The theorem arose amid a surge of interest in discrete configuration counts in the 20th century, building on combinatorial questions posed by Paul Erdős and structural methods developed by Pál Erdős-adjacent researchers. The 1983 paper by Szemerédi and Trotter unified earlier combinatorial observations with geometric incidence counting. Subsequent context includes applications and connections to results by János Pach, Pankaj Agarwal, Endre Sós, Imre Z. Ruzsa, and computational perspectives from Michael Paterson and Ravi Kannan.

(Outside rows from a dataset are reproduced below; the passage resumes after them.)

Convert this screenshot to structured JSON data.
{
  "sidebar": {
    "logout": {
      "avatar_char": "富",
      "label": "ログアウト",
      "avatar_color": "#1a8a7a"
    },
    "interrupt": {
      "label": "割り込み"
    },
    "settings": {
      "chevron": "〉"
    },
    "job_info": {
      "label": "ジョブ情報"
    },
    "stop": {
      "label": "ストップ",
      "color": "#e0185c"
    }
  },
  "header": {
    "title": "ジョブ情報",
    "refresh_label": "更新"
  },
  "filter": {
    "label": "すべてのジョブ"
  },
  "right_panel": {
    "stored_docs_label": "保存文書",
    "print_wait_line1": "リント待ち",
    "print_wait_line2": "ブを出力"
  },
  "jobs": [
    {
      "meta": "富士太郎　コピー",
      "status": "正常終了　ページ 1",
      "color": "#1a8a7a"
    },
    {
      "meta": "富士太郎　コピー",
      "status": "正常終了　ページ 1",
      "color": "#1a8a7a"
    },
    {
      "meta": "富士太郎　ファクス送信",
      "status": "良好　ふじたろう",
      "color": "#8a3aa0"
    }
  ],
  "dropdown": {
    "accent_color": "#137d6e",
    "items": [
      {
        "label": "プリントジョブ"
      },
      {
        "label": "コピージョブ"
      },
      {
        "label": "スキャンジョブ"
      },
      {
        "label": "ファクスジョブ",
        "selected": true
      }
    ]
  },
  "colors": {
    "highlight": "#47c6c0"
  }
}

The Szemerédi–Trotter bound sharpened prior estimates implicit in work on the Erdős distance problem and on discrete analogues of the Sylvester–Gallai theorem.
Original proofs combine combinatorial double-counting and planar graph embeddings, a strategy related to the crossing number inequality used by László Lovász and Miklós Ajtai. Alternative proofs use the polynomial partitioning method pioneered later by László Székely and adapted in higher-dimensional settings by Larry Guth and Katz. Combinatorial proofs draw on extremal graph methods associated with Paul Erdős and incidence decompositions reminiscent of techniques used in the Szemerédi regularity lemma context by Endre Szemerédi. Algebraic approaches exploit polynomial ham-sandwich and partitioning ideas developed by Guth and Katz and applied to planar incidences by Boris Bukh and Joshua Zahl.
The theorem has wide-ranging consequences across problems studied by Paul Erdős, Elekes, József Beck, and researchers in computational geometry like Bernard Chazelle and Timothy Chan. It yields near-optimal bounds for the number of distinct distances determined by point sets, informs sum-product estimates investigated by Jean Bourgain and Terence Tao, and underpins incidence-based proofs in additive combinatorics tied to Miklós Szemerédi-style results. Algorithmic applications appear in range searching and arrangements work by Pankaj Agarwal and Jeff Erickson. The theorem also impacts discrete harmonic analysis studied by Charles Fefferman and geometric measure theory influenced by Pertti Mattila.
Numerous variants extend the planar result: higher-dimensional incidence bounds studied by Larry Guth and Katz using polynomial partitioning; incidences between points and algebraic curves addressed by György Elekes and Miklós Székely; and incidence theorems over finite fields developed by Jean Bourgain, Alex Iosevich, and Igor Shparlinski. Quantitative improvements for restricted line families relate to results by József Beck and structural decompositions akin to work of Tao and Vu. Other generalizations consider incidences in projective geometries analyzed using methods from Hillel Furstenberg-style combinatorics and connections to Sylvester–Gallai variants studied by Gábor Tardos.
Closely related problems include the Erdős distance problem advanced by Paul Erdős, sum-product estimates by Jean Bourgain and Terence Tao, and combinatorial geometry questions posed by János Pach and Péter Frankl. The crossing number inequality approach ties to graph-theoretic bounds by Székely and extremal graph questions investigated by Paul Erdős and Turán. Tightness constructions use lattice and grid arrangements reminiscent of extremal examples studied by Elekes and Beck, while algebraic lower bounds interact with finite-field incidence results of Bourgain and Iosevich.